Exposure–Response Analyses of Olaparib in Real-Life Patients with Ovarian Cancer

Background Olaparib is given in a fixed dose of twice-daily 300 mg in patients who are diagnosed with ovarian cancer, breast cancer, prostate cancer or pancreas cancer and has a high interpatient variability in pharmacokinetic exposure. The objective of this study was to investigate whether pharmacokinetic exposure of olaparib is related to efficacy and safety in a real-life patient’ cohort.

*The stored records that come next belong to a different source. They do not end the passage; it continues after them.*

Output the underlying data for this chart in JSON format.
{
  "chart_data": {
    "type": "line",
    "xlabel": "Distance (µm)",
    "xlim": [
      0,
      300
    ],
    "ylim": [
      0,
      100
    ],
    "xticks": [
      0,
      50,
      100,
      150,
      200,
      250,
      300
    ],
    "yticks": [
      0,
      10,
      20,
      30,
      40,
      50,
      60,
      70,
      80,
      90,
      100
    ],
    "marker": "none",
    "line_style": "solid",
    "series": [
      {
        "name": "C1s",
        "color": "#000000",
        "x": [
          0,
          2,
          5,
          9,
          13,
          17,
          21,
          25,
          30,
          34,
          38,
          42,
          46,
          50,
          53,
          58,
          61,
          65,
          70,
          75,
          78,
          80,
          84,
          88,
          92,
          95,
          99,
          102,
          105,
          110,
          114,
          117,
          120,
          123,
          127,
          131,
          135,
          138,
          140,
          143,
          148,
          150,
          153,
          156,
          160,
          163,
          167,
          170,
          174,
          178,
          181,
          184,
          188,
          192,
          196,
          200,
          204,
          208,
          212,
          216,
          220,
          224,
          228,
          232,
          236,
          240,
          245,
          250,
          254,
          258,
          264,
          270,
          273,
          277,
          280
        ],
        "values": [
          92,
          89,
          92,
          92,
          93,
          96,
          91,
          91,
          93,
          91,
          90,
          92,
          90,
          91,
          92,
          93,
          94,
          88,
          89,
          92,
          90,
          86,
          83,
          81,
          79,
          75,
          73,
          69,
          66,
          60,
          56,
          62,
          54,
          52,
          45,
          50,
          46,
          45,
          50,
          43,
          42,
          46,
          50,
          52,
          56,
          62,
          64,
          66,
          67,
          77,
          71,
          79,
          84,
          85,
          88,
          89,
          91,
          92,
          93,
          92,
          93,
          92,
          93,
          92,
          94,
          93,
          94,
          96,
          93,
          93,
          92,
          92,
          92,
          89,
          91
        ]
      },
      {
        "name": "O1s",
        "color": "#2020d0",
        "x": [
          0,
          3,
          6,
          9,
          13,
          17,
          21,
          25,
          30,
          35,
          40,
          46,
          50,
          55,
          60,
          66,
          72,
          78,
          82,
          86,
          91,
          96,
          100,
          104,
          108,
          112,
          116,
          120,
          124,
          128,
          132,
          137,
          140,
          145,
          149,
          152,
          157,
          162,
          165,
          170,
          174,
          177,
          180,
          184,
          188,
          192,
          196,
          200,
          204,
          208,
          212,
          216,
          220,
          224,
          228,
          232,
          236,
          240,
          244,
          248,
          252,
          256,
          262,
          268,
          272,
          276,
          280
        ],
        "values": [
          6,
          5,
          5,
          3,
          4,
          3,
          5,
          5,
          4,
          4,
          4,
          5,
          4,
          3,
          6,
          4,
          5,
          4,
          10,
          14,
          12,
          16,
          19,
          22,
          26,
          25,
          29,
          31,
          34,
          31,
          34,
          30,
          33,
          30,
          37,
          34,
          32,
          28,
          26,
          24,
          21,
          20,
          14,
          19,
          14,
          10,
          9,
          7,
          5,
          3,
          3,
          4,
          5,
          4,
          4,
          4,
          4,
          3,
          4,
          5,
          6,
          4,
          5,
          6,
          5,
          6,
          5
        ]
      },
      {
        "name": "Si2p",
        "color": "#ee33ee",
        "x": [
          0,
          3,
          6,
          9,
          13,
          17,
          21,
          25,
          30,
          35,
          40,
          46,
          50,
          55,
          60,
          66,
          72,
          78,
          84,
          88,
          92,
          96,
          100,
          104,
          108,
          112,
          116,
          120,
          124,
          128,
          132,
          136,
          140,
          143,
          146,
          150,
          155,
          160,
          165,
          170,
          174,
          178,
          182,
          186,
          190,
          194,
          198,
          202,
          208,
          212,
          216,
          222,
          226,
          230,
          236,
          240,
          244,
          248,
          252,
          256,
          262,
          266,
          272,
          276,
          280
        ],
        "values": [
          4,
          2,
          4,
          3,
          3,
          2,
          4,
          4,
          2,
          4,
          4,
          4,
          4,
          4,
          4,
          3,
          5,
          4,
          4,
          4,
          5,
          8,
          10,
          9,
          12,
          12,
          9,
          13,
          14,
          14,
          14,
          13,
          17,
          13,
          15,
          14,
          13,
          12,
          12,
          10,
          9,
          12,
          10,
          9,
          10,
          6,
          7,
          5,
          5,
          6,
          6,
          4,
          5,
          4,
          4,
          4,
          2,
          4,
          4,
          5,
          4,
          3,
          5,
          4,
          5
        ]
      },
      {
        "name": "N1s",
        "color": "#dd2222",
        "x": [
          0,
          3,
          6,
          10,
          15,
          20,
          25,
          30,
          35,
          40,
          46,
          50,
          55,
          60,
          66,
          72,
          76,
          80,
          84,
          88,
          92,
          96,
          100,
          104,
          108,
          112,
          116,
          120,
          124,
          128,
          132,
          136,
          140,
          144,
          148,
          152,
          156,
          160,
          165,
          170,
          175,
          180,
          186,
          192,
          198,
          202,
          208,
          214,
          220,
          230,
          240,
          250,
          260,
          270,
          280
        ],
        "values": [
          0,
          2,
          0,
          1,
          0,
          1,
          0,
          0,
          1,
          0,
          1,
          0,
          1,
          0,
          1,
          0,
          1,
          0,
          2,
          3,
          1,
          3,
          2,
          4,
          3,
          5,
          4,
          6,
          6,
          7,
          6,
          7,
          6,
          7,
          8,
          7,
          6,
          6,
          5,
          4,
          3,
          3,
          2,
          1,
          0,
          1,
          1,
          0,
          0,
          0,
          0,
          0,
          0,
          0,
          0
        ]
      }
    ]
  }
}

Methods A longitudinal observational study was conducted in patients who received olaparib for metastatic ovarian cancer of whom pharmacokinetic samples were collected. A Kaplan–Meier analyses was used to explore the relationship between olaparib exposure, measured as (calculated) minimum plasma concentrations (C min ), and efficacy, Univariate and multivariate cox-regression analyses were performed. Also, the C min of patients who experienced toxicity was compared with patients who did not experience any toxicity. Results Thirty-five patients were included in the exposure-efficacy analyses, with a median olaparib C min of 1514 ng/mL. There was no statistical significant difference in PFS of patients below and above the median C min concentration of olaparib, with a hazard ratio of 1.06 (95% confidence interval: 0.46–2.45, p = 0.9)). For seven patients pharmacokinetic samples were available before toxicity occurred, these patients had a higher C min of olaparib in comparison with patients who had not experienced any toxicity ( n = 33), but it was not statistically significant ( p = 0.069). Conclusions Our study shows that exposure of olaparib is not related to PFS. This suggests that the approved dose of olaparib yields sufficient target inhibition in the majority of patients.